El primero es un magnifico tónico para condimentar nuestra vida y hacerla más radiante: Cuando tú eres feliz con los demás, la vida te devuelve esa felicidad. Esta devolución es lo que muchos llaman buena suerte. Y no es casual. A mí la felicidad me ha permitido unirme más a las personas; creo que cuando ríes y eres feliz al lado de alguien, te unes más a esa persona.
La primera clave, como veis, es la de dar felicidad y aceptar que los demás, en ese momento, tal vez no te puedan dar nada a cambio. Ni todos podemos dar, ni todos podemos dar lo mismo, ni de la misma manera. Ni a la misma hora. Ni en el mismo lugar.
Se ha demostrado que un minuto entreteniendo un pensamiento negativo deja el sistema inmunitario en una situación delicada durante seis horas.

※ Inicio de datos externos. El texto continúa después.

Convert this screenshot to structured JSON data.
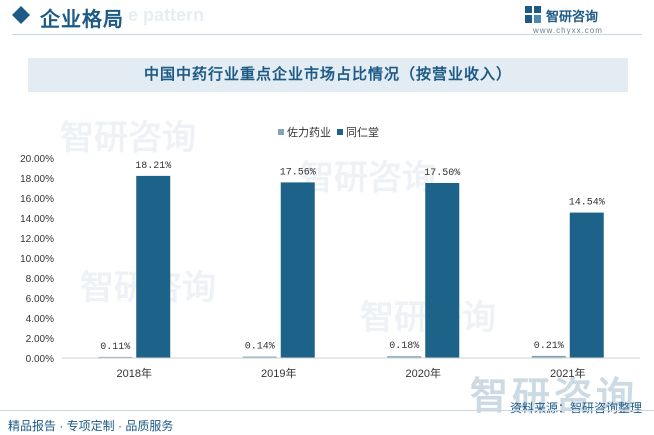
{
  "header": {
    "title": "企业格局",
    "ghost_text": "e pattern",
    "logo_name": "智研咨询",
    "logo_url": "www.chyxx.com"
  },
  "chart_data": {
    "type": "bar",
    "title": "中国中药行业重点企业市场占比情况（按营业收入）",
    "categories": [
      "2018年",
      "2019年",
      "2020年",
      "2021年"
    ],
    "series": [
      {
        "name": "佐力药业",
        "values": [
          0.11,
          0.14,
          0.18,
          0.21
        ],
        "labels": [
          "0.11%",
          "0.14%",
          "0.18%",
          "0.21%"
        ]
      },
      {
        "name": "同仁堂",
        "values": [
          18.21,
          17.56,
          17.5,
          14.54
        ],
        "labels": [
          "18.21%",
          "17.56%",
          "17.50%",
          "14.54%"
        ]
      }
    ],
    "yticks": [
      "0.00%",
      "2.00%",
      "4.00%",
      "6.00%",
      "8.00%",
      "10.00%",
      "12.00%",
      "14.00%",
      "16.00%",
      "18.00%",
      "20.00%"
    ],
    "ylim": [
      0,
      20
    ],
    "colors": {
      "佐力药业": "#7fa6b8",
      "同仁堂": "#1d6288"
    },
    "legend_position": "top-center",
    "grid": false
  },
  "footer": {
    "left": "精品报告 · 专项定制 · 品质服务",
    "right": "资料来源：智研咨询整理",
    "watermark": "智研咨询"
  }
}
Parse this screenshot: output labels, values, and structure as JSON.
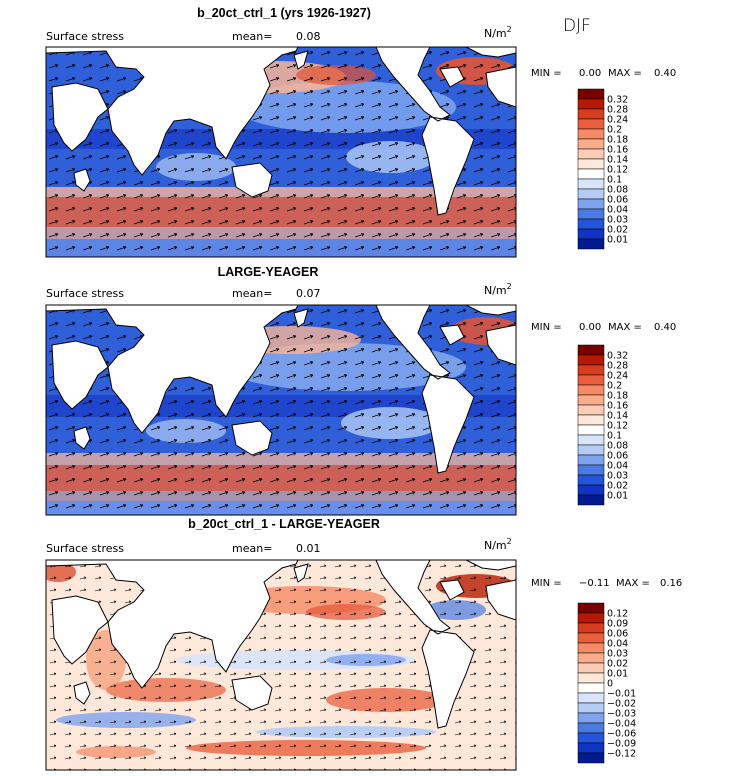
{
  "season": "DJF",
  "chart_data": [
    {
      "type": "heatmap",
      "title": "b_20ct_ctrl_1 (yrs 1926-1927)",
      "field_label": "Surface stress",
      "mean_label": "mean=",
      "mean_value": "0.08",
      "units": "N/m",
      "units_exp": "2",
      "min_label": "MIN =",
      "min_value": "0.00",
      "max_label": "MAX =",
      "max_value": "0.40",
      "colorbar_ticks": [
        "0.32",
        "0.28",
        "0.24",
        "0.2",
        "0.18",
        "0.16",
        "0.14",
        "0.12",
        "0.1",
        "0.08",
        "0.06",
        "0.04",
        "0.03",
        "0.02",
        "0.01"
      ],
      "colorbar_colors": [
        "#7a0000",
        "#b51a00",
        "#d63c1e",
        "#ea5f3c",
        "#f58a64",
        "#f9ad8d",
        "#fcccb4",
        "#fde8da",
        "#ffffff",
        "#d8e4fb",
        "#b4ccf6",
        "#7fa3ee",
        "#4a7ae4",
        "#2553d9",
        "#0f33c4",
        "#031a8f"
      ]
    },
    {
      "type": "heatmap",
      "title": "LARGE-YEAGER",
      "field_label": "Surface stress",
      "mean_label": "mean=",
      "mean_value": "0.07",
      "units": "N/m",
      "units_exp": "2",
      "min_label": "MIN =",
      "min_value": "0.00",
      "max_label": "MAX =",
      "max_value": "0.40",
      "colorbar_ticks": [
        "0.32",
        "0.28",
        "0.24",
        "0.2",
        "0.18",
        "0.16",
        "0.14",
        "0.12",
        "0.1",
        "0.08",
        "0.06",
        "0.04",
        "0.03",
        "0.02",
        "0.01"
      ],
      "colorbar_colors": [
        "#7a0000",
        "#b51a00",
        "#d63c1e",
        "#ea5f3c",
        "#f58a64",
        "#f9ad8d",
        "#fcccb4",
        "#fde8da",
        "#ffffff",
        "#d8e4fb",
        "#b4ccf6",
        "#7fa3ee",
        "#4a7ae4",
        "#2553d9",
        "#0f33c4",
        "#031a8f"
      ]
    },
    {
      "type": "heatmap",
      "title": "b_20ct_ctrl_1 - LARGE-YEAGER",
      "field_label": "Surface stress",
      "mean_label": "mean=",
      "mean_value": "0.01",
      "units": "N/m",
      "units_exp": "2",
      "min_label": "MIN =",
      "min_value": "−0.11",
      "max_label": "MAX =",
      "max_value": "0.16",
      "colorbar_ticks": [
        "0.12",
        "0.09",
        "0.06",
        "0.04",
        "0.03",
        "0.02",
        "0.01",
        "0",
        "−0.01",
        "−0.02",
        "−0.03",
        "−0.04",
        "−0.06",
        "−0.09",
        "−0.12"
      ],
      "colorbar_colors": [
        "#7a0000",
        "#b51a00",
        "#d63c1e",
        "#ea5f3c",
        "#f58a64",
        "#f9ad8d",
        "#fcccb4",
        "#fde8da",
        "#ffffff",
        "#d8e4fb",
        "#b4ccf6",
        "#7fa3ee",
        "#4a7ae4",
        "#2553d9",
        "#0f33c4",
        "#031a8f"
      ]
    }
  ]
}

La segunda de las claves que os quiero confesar está muy relacionada con este estudio. Es uno de los aderezos para la felicidad que suelo usar para condimentar los pensamientos negativos y excusas que en determinadas ocasiones nos acechan: No debemos creer que es verdad todo lo que pensamos. Solemos confundir nuestros puntos de vista, nuestras formas de ver las cosas con la verdad. Olvidamos muy a menudo que son nuestros pensamientos los que crean nuestro mundo. Somos lo que pensamos y en determinadas ocasiones pensamos con el corazón, luego nuestra mente lo interpreta a su manera. Entonces pasa lo que pasa.
La tercera clave para ser feliz… bueno, mejor os la cuento en otro momento; a veces querer descubrir los secretos de los demás, nos impide crear los nuestros propios. Y claro en este asunto de secretos y especias cada uno debe de tener los suyos propios.
Mi posdata de hoy la hago mirando al cielo, con pena y mucha incertidumbre: ¡como siga lloviendo se van a ir muchas cosas a la deriva! Un abrazo y mucho ánimo y fuerza para Daniel. Feliz Semana Santa.